Quote Posted by Wormrat
Either you are telling the game what
you (playing as the character) are like, or the game is telling you what the character (controlled by the player) is like.
There's black, there's white and there's an infinite number of shades of gray. The distinction is not binary at all.
Anyway, you have to understand that the game is neither about you or a character, it is about a situation and the emotion which could result from that situation. The character is an object, not the subject. You also have to understand that, in this case, allowing a bit of control to the player is a tool to draw his attention and so let him be more receptive and letting him understand more easily what is expressed by the creator of the game.
Quote Posted by Wormrat
I'll happily argue with you about painting but start another thread, please.
That painting was an analogy to make you understand that you are missing the point.
Quote Posted by Wormrat
the smarter you are, the less likely you are to respond to cheap, transparent attempts at emotional manipulation. Intelligence and emotions are intertwined.
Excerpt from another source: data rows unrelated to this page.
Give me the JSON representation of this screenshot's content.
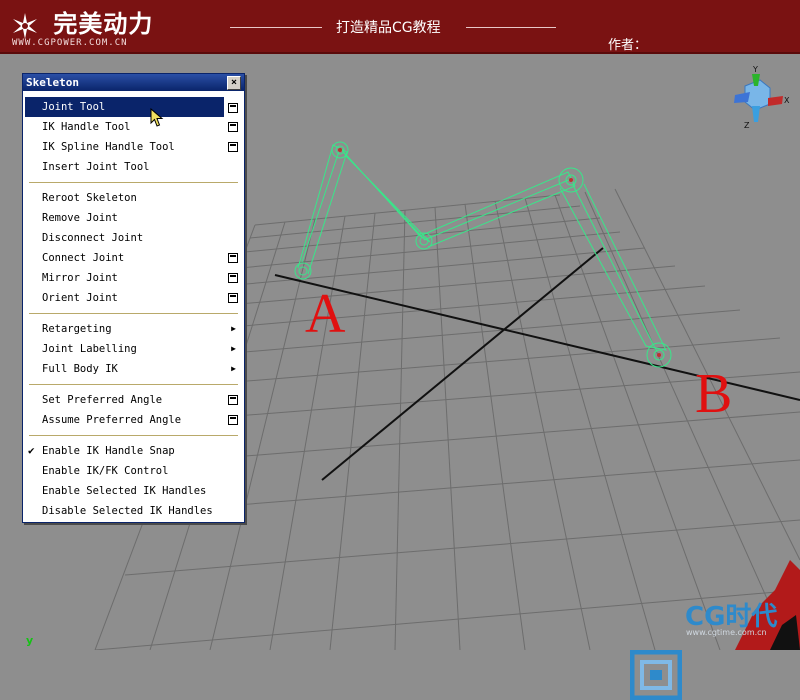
{
  "banner": {
    "brand": "完美动力",
    "url": "WWW.CGPOWER.COM.CN",
    "tagline": "打造精品CG教程",
    "author": "作者："
  },
  "menu": {
    "title": "Skeleton",
    "close": "×",
    "groups": [
      [
        {
          "label": "Joint Tool",
          "option": true,
          "highlighted": true
        },
        {
          "label": "IK Handle Tool",
          "option": true
        },
        {
          "label": "IK Spline Handle Tool",
          "option": true
        },
        {
          "label": "Insert Joint Tool",
          "option": false
        }
      ],
      [
        {
          "label": "Reroot Skeleton",
          "option": false
        },
        {
          "label": "Remove Joint",
          "option": false
        },
        {
          "label": "Disconnect Joint",
          "option": false
        },
        {
          "label": "Connect Joint",
          "option": true
        },
        {
          "label": "Mirror Joint",
          "option": true
        },
        {
          "label": "Orient Joint",
          "option": true
        }
      ],
      [
        {
          "label": "Retargeting",
          "submenu": true
        },
        {
          "label": "Joint Labelling",
          "submenu": true
        },
        {
          "label": "Full Body IK",
          "submenu": true
        }
      ],
      [
        {
          "label": "Set Preferred Angle",
          "option": true
        },
        {
          "label": "Assume Preferred Angle",
          "option": true
        }
      ],
      [
        {
          "label": "Enable IK Handle Snap",
          "checked": true
        },
        {
          "label": "Enable IK/FK Control"
        },
        {
          "label": "Enable Selected IK Handles"
        },
        {
          "label": "Disable Selected IK Handles"
        }
      ]
    ]
  },
  "scene": {
    "label_a": "A",
    "label_b": "B",
    "axis_y": "y",
    "colors": {
      "joint": "#39e68a",
      "grid": "#6d6d6d",
      "grid_bg": "#8e8e8e",
      "label": "#e01010"
    }
  },
  "watermark": {
    "brand": "CG时代",
    "url": "www.cgtime.com.cn"
  }
}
So everyone who liked this game are idiots and you, because of your superior intelligence, you are able to see the truth?
Emotions are the basis of intelligence. Emotions are a motivator to thinking. Emotions also change the way you think. Depending on how you feel, you will see things differently. Observing the same subject under the influence of different emotions will allow you to have a more complete understanding of the big picture.
The result of this is that in order to develop your intelligence, you have to let yourself feel emotions as often as you can. You have to seek things which provoke those emotions so you can understand more about yourself and everything around you.
The smarter you are, the more likely you are to accept cheap and transparent attempts at emotional manipulation as a good exercize, because the resulting feeling will allow you to develop your own intelligence.